Customer service professionals tend to collect customer service stories. When the barista at the corner coffee shop commits an act of unparalleled customer service; or, perhaps, the call center operator is rude, we're there, taking notes. Vinoo Vijay, Chief of Marketing at TD Bank, recently shared a story with me about someone stepping out from behind a counter to help customers. "This is really the way to do service," he says, "because you're not saying, 'I'm going to wait for the question to come to me; I'm going to wait for problems, and for the most part I'm going to make it harder for someone to get a hold of me because I have less problems to solve.' I'd rather step in front and see how I can understand customers' questions and problems and proactively give them the opportunity to solve it."
When TD Bank was formed in 1955 from the amalgamation of two venerable Canadian banking institutions, the Bank of Toronto and the Dominion Bank, the bank officers wanted to emphasize service. Or, as the slogan professed, "The best in banking service." That ethos survives in the bank's DNA to this day.
I was hoping to learn from Vijay how an organization that is both fanatical in its approach to customer service and in a regulated industry would make use of social media to further its purpose.
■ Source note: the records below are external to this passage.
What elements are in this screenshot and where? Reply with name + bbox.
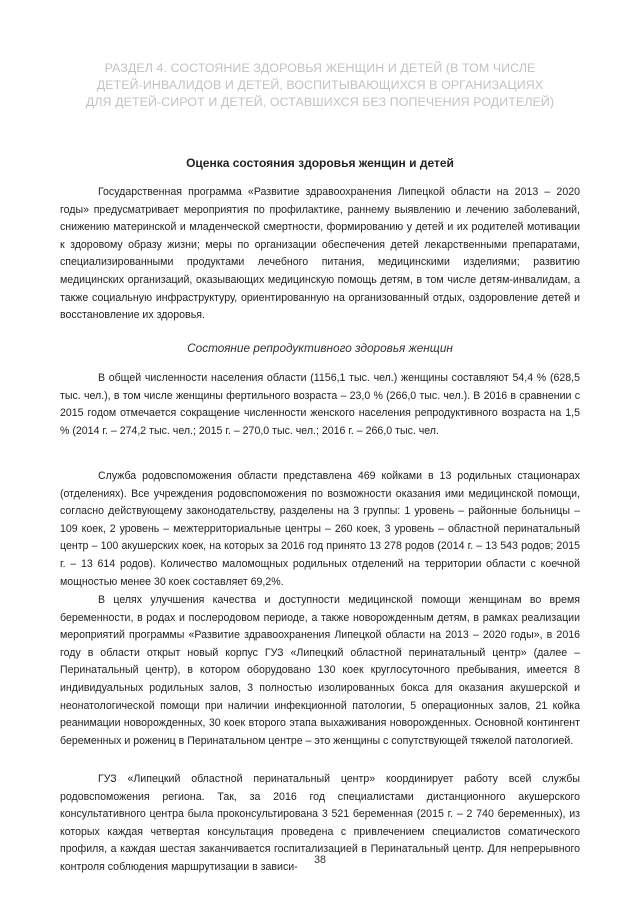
section-heading-line-2: ДЕТЕЙ-ИНВАЛИДОВ И ДЕТЕЙ, ВОСПИТЫВАЮЩИХСЯ В ОРГАНИЗАЦИЯХ — [96, 78, 544, 92]
paragraph-coordination: ГУЗ «Липецкий областной перинатальный центр» координирует работу всей службы родовспоможения региона. Так, за 2016 год специалистами дистанционного акушерского консультативного центра была проконсультирована 3 521 беременная (2015 г. – 2 740 беременных), из которых каждая четвертая консультация проведена с привлечением специалистов соматического профиля, а каждая шестая заканчивается госпитализацией в Перинатальный центр. Для непрерывного контроля соблюдения маршрутизации в зависи- — [60, 773, 580, 873]
paragraph-program: Государственная программа «Развитие здравоохранения Липецкой области на 2013 – 2020 годы» предусматривает мероприятия по профилактике, раннему выявлению и лечению заболеваний, снижению материнской и младенческой смертности, формированию у детей и их родителей мотивации к здоровому образу жизни; меры по организации обеспечения детей лекарственными препаратами, специализированными продуктами лечебного питания, медицинскими изделиями; развитию медицинских организаций, оказывающих медицинскую помощь детям, в том числе детям-инвалидам, а также социальную инфраструктуру, ориентированную на организованный отдых, оздоровление детей и восстановление их здоровья. — [60, 186, 580, 322]
paragraph-obstetric-service: Служба родовспоможения области представлена 469 койками в 13 родильных стационарах (отделениях). Все учреждения родовспоможения по возможности оказания ими медицинской помощи, согласно действующему законодательству, разделены на 3 группы: 1 уровень – районные больницы – 109 коек, 2 уровень – межтерриториальные центры – 260 коек, 3 уровень – областной перинатальный центр – 100 акушерских коек, на которых за 2016 год принято 13 278 родов (2014 г. – 13 543 родов; 2015 г. – 13 614 родов). Количество маломощных родильных отделений на территории области с коечной мощностью менее 30 коек составляет 69,2%. — [60, 470, 580, 588]
section-heading-line-3: ДЛЯ ДЕТЕЙ-СИРОТ И ДЕТЕЙ, ОСТАВШИХСЯ БЕЗ ПОПЕЧЕНИЯ РОДИТЕЛЕЙ) — [85, 95, 555, 109]
paragraph-population: В общей численности населения области (1156,1 тыс. чел.) женщины составляют 54,4 % (628,5 тыс. чел.), в том числе женщины фертильного возраста – 23,0 % (266,0 тыс. чел.). В 2016 в сравнении с 2015 годом отмечается сокращение численности женского населения репродуктивного возраста на 1,5 % (2014 г. – 274,2 тыс. чел.; 2015 г. – 270,0 тыс. чел.; 2016 г. – 266,0 тыс. чел. — [60, 372, 580, 437]
page-number: 38 — [314, 854, 326, 866]
section-heading-line-1: РАЗДЕЛ 4. СОСТОЯНИЕ ЗДОРОВЬЯ ЖЕНЩИН И ДЕТЕЙ (В ТОМ ЧИСЛЕ — [104, 61, 536, 75]
section-heading — [68, 60, 572, 111]
assessment-subtitle: Оценка состояния здоровья женщин и детей — [186, 156, 454, 170]
reproductive-subtitle: Состояние репродуктивного здоровья женщин — [187, 341, 453, 355]
paragraph-perinatal-center: В целях улучшения качества и доступности медицинской помощи женщинам во время беременности, в родах и послеродовом периоде, а также новорожденным детям, в рамках реализации мероприятий программы «Развитие здравоохранения Липецкой области на 2013 – 2020 годы», в 2016 году в области открыт новый корпус ГУЗ «Липецкий областной перинатальный центр» (далее – Перинатальный центр), в котором оборудовано 130 коек круглосуточного пребывания, имеется 8 индивидуальных родильных залов, 3 полностью изолированных бокса для оказания акушерской и неонатологической помощи при наличии инфекционной патологии, 5 операционных залов, 21 койка реанимации новорожденных, 30 коек второго этапа выхаживания новорожденных. Основной контингент беременных и рожениц в Перинатальном центре – это женщины с сопутствующей тяжелой патологией. — [60, 594, 580, 747]
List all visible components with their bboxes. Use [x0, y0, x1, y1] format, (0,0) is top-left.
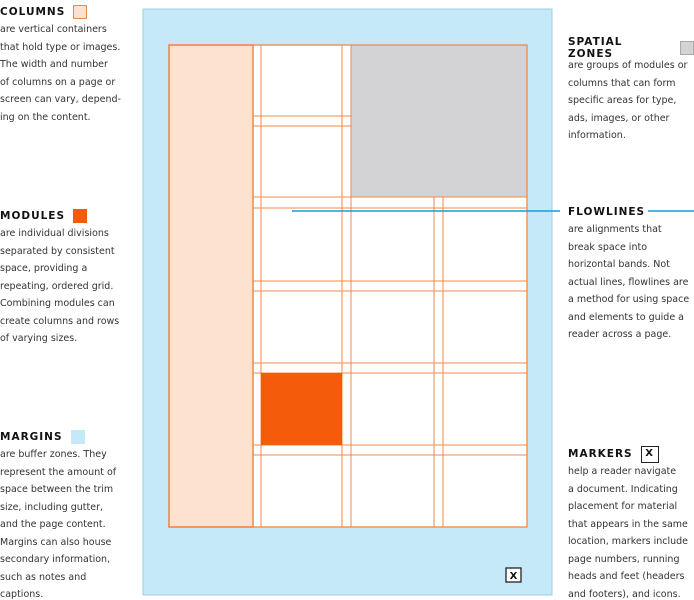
text-line: that hold type or images. — [0, 41, 121, 53]
flowlines-description — [568, 221, 694, 344]
text-line: of columns on a page or — [0, 76, 116, 88]
margins-swatch-icon — [71, 430, 85, 444]
flowlines-note — [568, 203, 694, 344]
margins-heading — [0, 428, 140, 446]
modules-title: MODULES — [0, 210, 66, 222]
text-line: Margins can also house — [0, 536, 112, 548]
text-line: page numbers, running — [568, 553, 680, 565]
text-line: are alignments that — [568, 224, 662, 235]
spatial-zones-title: SPATIAL ZONES — [568, 36, 623, 60]
text-line: horizontal bands. Not — [568, 259, 670, 270]
text-line: captions. — [0, 589, 44, 600]
margins-note — [0, 428, 140, 600]
text-line: reader across a page. — [568, 329, 672, 340]
text-line: and footers), and icons. — [568, 588, 681, 600]
text-line: break space into — [568, 241, 648, 253]
text-line: location, markers include — [568, 536, 689, 547]
markers-description — [568, 463, 694, 600]
text-line: specific areas for type, — [568, 95, 677, 106]
text-line: information. — [568, 130, 626, 141]
text-line: ing on the content. — [0, 111, 91, 123]
modules-swatch-icon — [73, 209, 87, 223]
spatial-zones-description — [568, 57, 694, 145]
spatial-zones-note — [568, 36, 694, 145]
columns-description — [0, 21, 140, 126]
text-line: create columns and rows — [0, 315, 120, 327]
text-line: ads, images, or other — [568, 112, 670, 124]
text-line: such as notes and — [0, 571, 87, 583]
markers-title: MARKERS — [568, 448, 633, 460]
text-line: actual lines, flowlines are — [568, 276, 689, 288]
text-line: heads and feet (headers — [568, 571, 685, 582]
text-line: space, providing a — [0, 263, 88, 274]
markers-note — [568, 445, 694, 600]
text-line: and the page content. — [0, 519, 106, 530]
flowlines-heading — [568, 203, 694, 221]
text-line: that appears in the same — [568, 518, 688, 530]
text-line: are individual divisions — [0, 228, 109, 239]
text-line: placement for material — [568, 501, 678, 512]
text-line: columns that can form — [568, 77, 676, 89]
text-line: separated by consistent — [0, 245, 115, 257]
text-line: are buffer zones. They — [0, 449, 107, 460]
spatial-zones-swatch-icon — [680, 41, 694, 55]
markers-heading — [568, 445, 694, 463]
text-line: represent the amount of — [0, 466, 117, 478]
text-line: a method for using space — [568, 294, 690, 305]
module-block — [261, 373, 342, 445]
text-line: are groups of modules or — [568, 60, 688, 71]
text-line: size, including gutter, — [0, 501, 104, 513]
columns-title: COLUMNS — [0, 6, 66, 18]
modules-heading — [0, 207, 140, 225]
text-line: and elements to guide a — [568, 311, 684, 323]
modules-description — [0, 225, 140, 348]
text-line: repeating, ordered grid. — [0, 280, 114, 292]
columns-swatch-icon — [73, 5, 87, 19]
text-line: The width and number — [0, 59, 108, 70]
text-line: help a reader navigate — [568, 466, 677, 477]
spatial-zones-heading — [568, 36, 694, 60]
columns-heading — [0, 3, 140, 21]
text-line: screen can vary, depend- — [0, 94, 121, 105]
text-line: of varying sizes. — [0, 333, 78, 344]
modules-note — [0, 207, 140, 348]
margins-description — [0, 446, 140, 600]
text-line: a document. Indicating — [568, 483, 678, 495]
flowlines-title: FLOWLINES — [568, 206, 646, 218]
page-marker-glyph: X — [509, 571, 518, 582]
highlighted-column — [169, 45, 253, 527]
text-line: secondary information, — [0, 554, 111, 565]
text-line: space between the trim — [0, 484, 114, 495]
spatial-zone-block — [351, 45, 527, 197]
marker-x-icon: X — [641, 446, 659, 463]
text-line: are vertical containers — [0, 24, 107, 35]
margins-title: MARGINS — [0, 431, 63, 443]
columns-note — [0, 3, 140, 126]
text-line: Combining modules can — [0, 298, 115, 309]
Vijay says, "TD Bank employees wear their badge when they leave the office. When I go to lunch, I don't take it off; it's a part of who I am, and it's a part of the way I represent myself and my company when I'm engaging with consumers and non-consumers with my life."
Vijay continues, "The way I think about social is very much the same, whatever we're doing or wherever we are, we wear our badge. And so to the extent that we would do that physically; it's reasonable to do; otherwise we don't encourage it."
There is a point when the line between marketing and customer service becomes blurred. Vijay is dismissive of marketing that interrupts customers because it doesn't create a great experience. In speaking of the marketing mix, Vijay talks of traditional advertising as "by definition, interruption-oriented," and moving marketing budget "more to environments like digital and social and other kinds of video content that can feel natural to the customer's experience."
Most marketers seek situations in which they can see a direct cause and effect between social media and revenue. For Vijay, the key metrics lie in whether customers are posting and responding to questions that are of genuine interest to them, and if the organization responds in a genuine and honest and "not a cookie cutter response that somebody would get on another site."
The bank also follows up with all customer engagement, and measure what they call a "Customer WOW! Index." This same set of metrics is used for social media, just as it is with any other form of customer engagement.
While Vijay is bullish on social, he thinks of it as another tool. "The key to using it well," he shares, "is really staying true to who you are as a company and what you stand for. Whenever we think about this or any tool, we're always coming back and grounding ourselves in what makes us distinctive; why do consumers choose us? We want to manifest that honestly across all the platforms which consumers can engage us. And what we're about is service and convenience. As long as we deliver on that across all platforms including social we know we'll continue to grow."